Prepare the red wine jus in the pan. Place seared chuck roast and veggies in the slow cooker.
Cook over low for 6 hours or until the roast is fork tender. Cook times will vary depending on the size of the roast.
Storage and Reheating
Allow the dish to cool completely and store in an airtight container for up to 4 days.
Reheat in an oven safe baking dish at 325 for 10 minutes or so, until warmed through. Serve with some of the leftover au jus.
Check out these other One Pan Meal Recipes
You can find the full recipe below. If you make this recipe, please rate and review it in the comments, or share it with me on Instagram!
- Preheat oven to 300F and allow chuck roast to come to room temperature. Peel and chop carrots into sticks. Clean and cut each baby potato in half.
- Season chuck roast on all sides with the salt and pepper. Heat olive oil in a frying pan over medium heat. When the oil is warm, sear the chuck roast on all sides until there is a golden brown crust – about 4 mins each side.

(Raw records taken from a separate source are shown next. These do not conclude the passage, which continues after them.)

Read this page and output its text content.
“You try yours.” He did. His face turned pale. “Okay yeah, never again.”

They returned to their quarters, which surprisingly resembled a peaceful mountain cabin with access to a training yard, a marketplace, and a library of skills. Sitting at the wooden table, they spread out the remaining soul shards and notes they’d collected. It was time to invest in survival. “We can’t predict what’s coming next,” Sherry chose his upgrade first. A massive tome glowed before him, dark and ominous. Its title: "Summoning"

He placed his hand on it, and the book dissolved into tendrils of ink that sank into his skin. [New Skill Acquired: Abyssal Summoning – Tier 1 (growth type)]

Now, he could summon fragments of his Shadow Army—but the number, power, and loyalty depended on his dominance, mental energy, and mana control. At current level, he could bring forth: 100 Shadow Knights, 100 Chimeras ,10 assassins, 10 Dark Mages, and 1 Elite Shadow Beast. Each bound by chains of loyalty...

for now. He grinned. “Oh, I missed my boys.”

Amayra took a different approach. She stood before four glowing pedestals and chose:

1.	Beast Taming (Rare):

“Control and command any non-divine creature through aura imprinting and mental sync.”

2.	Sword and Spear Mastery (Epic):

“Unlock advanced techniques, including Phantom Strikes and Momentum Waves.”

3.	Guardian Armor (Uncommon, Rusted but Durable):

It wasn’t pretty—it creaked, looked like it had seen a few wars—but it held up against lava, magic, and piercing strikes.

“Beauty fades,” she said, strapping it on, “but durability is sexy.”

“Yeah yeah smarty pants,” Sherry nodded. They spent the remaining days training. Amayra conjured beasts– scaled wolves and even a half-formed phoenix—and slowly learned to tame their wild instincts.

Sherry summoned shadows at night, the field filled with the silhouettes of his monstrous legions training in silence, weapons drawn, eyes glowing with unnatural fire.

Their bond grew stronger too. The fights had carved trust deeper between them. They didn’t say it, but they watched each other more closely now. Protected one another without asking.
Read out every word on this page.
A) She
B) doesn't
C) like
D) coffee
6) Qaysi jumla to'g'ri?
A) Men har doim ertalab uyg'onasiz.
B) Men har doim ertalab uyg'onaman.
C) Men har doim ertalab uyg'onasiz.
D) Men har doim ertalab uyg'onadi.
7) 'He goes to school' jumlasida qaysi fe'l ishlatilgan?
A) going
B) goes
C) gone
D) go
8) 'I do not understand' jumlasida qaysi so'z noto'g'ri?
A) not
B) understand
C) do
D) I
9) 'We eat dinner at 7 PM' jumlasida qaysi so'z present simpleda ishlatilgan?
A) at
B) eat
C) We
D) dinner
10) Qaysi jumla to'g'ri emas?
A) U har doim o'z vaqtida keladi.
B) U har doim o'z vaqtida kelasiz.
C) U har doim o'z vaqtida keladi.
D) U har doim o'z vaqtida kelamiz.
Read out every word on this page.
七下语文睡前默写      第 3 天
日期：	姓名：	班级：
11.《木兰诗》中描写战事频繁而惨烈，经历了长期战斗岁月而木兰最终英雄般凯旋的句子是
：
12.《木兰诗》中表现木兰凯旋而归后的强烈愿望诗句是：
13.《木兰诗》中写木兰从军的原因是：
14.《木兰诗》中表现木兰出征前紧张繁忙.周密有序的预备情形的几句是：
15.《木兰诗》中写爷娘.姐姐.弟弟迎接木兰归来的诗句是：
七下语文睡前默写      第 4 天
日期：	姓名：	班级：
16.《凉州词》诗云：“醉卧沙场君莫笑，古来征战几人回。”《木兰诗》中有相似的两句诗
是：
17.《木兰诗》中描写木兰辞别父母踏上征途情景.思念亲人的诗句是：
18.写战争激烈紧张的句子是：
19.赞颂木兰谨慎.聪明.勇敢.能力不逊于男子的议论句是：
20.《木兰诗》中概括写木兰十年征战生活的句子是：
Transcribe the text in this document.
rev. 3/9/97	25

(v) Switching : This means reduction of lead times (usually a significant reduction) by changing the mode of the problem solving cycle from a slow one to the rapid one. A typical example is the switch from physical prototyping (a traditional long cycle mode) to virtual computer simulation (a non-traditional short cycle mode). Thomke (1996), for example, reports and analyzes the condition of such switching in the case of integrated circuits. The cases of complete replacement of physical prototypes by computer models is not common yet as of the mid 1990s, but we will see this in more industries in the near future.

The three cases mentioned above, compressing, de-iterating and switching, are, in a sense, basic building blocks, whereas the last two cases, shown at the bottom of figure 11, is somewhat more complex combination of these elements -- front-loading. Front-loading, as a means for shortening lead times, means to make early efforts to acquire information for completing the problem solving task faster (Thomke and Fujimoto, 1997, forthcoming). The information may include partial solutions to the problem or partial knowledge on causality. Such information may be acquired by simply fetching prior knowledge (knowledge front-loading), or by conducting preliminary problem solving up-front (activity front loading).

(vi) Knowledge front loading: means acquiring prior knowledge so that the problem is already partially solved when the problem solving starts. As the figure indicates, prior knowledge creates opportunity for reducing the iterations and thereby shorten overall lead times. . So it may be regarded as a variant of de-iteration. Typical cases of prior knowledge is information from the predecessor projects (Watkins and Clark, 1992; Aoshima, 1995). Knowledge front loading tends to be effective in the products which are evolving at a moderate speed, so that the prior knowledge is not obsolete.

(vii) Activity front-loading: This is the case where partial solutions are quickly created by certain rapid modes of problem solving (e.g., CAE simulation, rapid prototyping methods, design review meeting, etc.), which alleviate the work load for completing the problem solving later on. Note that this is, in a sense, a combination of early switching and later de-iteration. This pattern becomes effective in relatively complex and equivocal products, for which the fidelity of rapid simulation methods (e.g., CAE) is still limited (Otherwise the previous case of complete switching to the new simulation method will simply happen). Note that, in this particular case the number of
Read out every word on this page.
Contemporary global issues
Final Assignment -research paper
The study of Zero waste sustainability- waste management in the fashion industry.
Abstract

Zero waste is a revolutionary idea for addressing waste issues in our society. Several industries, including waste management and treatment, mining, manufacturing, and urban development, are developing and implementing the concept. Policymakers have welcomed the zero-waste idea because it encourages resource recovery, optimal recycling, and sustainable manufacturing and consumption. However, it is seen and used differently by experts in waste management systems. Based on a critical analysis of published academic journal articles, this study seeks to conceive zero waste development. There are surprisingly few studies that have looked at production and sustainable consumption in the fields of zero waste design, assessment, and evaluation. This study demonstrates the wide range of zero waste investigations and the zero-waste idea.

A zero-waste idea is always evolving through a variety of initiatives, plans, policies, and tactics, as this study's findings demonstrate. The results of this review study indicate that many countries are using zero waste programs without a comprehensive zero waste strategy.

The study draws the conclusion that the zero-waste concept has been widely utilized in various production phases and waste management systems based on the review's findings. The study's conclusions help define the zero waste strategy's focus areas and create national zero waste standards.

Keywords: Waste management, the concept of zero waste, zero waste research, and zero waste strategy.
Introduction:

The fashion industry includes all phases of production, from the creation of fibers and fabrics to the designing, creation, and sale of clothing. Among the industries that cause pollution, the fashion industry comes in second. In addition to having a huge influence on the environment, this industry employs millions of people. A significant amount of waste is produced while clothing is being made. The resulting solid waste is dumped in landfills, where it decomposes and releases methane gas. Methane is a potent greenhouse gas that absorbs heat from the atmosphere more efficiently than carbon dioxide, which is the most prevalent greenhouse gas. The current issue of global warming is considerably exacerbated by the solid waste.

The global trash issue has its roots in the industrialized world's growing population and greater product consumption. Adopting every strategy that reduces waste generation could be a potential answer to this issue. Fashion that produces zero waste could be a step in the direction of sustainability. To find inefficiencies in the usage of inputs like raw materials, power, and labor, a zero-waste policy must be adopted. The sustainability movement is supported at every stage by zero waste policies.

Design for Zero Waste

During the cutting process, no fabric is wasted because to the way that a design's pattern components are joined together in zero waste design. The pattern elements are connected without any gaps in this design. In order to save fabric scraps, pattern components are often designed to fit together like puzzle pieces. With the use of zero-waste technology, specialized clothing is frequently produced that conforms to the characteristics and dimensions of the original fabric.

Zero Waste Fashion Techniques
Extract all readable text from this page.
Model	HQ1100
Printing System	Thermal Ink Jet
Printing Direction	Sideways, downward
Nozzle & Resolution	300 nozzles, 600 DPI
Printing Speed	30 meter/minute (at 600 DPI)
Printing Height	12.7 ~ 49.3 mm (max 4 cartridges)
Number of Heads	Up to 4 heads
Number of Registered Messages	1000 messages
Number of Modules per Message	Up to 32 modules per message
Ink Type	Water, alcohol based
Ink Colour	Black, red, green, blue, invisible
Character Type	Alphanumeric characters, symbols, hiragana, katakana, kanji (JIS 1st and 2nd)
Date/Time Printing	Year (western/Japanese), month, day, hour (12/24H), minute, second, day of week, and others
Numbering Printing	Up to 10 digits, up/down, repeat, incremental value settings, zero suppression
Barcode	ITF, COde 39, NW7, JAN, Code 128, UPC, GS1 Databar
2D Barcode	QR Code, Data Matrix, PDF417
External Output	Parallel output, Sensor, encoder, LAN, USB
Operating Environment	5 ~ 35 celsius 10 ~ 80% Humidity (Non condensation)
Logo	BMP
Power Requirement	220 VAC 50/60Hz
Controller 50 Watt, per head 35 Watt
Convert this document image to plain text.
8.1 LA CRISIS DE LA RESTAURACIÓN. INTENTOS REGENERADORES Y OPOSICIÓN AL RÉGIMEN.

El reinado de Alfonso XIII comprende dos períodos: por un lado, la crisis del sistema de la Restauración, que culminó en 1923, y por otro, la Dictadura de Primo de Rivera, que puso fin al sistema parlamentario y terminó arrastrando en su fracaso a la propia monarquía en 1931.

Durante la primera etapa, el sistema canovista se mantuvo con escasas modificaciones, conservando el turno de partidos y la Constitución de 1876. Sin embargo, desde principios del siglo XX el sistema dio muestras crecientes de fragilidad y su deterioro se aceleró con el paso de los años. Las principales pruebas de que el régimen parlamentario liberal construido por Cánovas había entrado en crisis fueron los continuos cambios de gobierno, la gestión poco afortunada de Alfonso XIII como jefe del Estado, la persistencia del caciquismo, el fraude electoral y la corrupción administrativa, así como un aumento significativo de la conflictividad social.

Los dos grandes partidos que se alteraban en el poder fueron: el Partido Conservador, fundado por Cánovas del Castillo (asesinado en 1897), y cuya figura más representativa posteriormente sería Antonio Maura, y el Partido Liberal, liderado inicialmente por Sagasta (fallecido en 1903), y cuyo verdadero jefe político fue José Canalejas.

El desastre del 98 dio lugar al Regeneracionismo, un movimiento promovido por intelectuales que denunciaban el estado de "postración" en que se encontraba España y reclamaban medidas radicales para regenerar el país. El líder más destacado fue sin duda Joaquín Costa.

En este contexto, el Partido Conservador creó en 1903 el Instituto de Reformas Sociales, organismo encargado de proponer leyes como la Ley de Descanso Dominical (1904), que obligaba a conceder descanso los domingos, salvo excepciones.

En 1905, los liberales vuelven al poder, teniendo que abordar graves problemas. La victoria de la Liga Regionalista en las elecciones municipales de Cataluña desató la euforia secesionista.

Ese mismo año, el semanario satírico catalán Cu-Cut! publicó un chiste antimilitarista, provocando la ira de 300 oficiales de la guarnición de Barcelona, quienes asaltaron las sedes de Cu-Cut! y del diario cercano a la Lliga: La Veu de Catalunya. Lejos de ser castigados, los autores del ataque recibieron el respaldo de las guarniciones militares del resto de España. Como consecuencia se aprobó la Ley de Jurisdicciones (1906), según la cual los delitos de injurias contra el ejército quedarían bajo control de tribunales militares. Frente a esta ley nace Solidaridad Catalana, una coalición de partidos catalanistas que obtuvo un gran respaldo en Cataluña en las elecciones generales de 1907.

- Remove the chuck roast from the pan, drain any excess oil from the pan and reduce the heat to medium low. Mix beef broth, wine, and tomato paste in the pan scraping any brown bits off the bottom as you mix. Let this mixture simmer for 5 minutes.
- Arrange half of the carrots and potatoes in a layer in the bottom of a roasting pan. Place the roast on top and arrange the rest of the carrots and potatoes around it. Season with rosemary and thyme and pour the liquid from the pan over top.
- Cover the roasting pan with a lid and place in the oven to cook. Cook for an hour and a half then remove from the oven and spoon the liquid from the bottom of the pan over the roast for a minute. Cover the pan and return it to the oven.
- Cook for another hour and half until the roast has cooked for 3 hours total. Remove from the pan and let it rest for at least 10 minutes. Slice and serve with the carrots and potatoes.
- Skim the excess fat off the juice from the pan and serve with the sliced roast.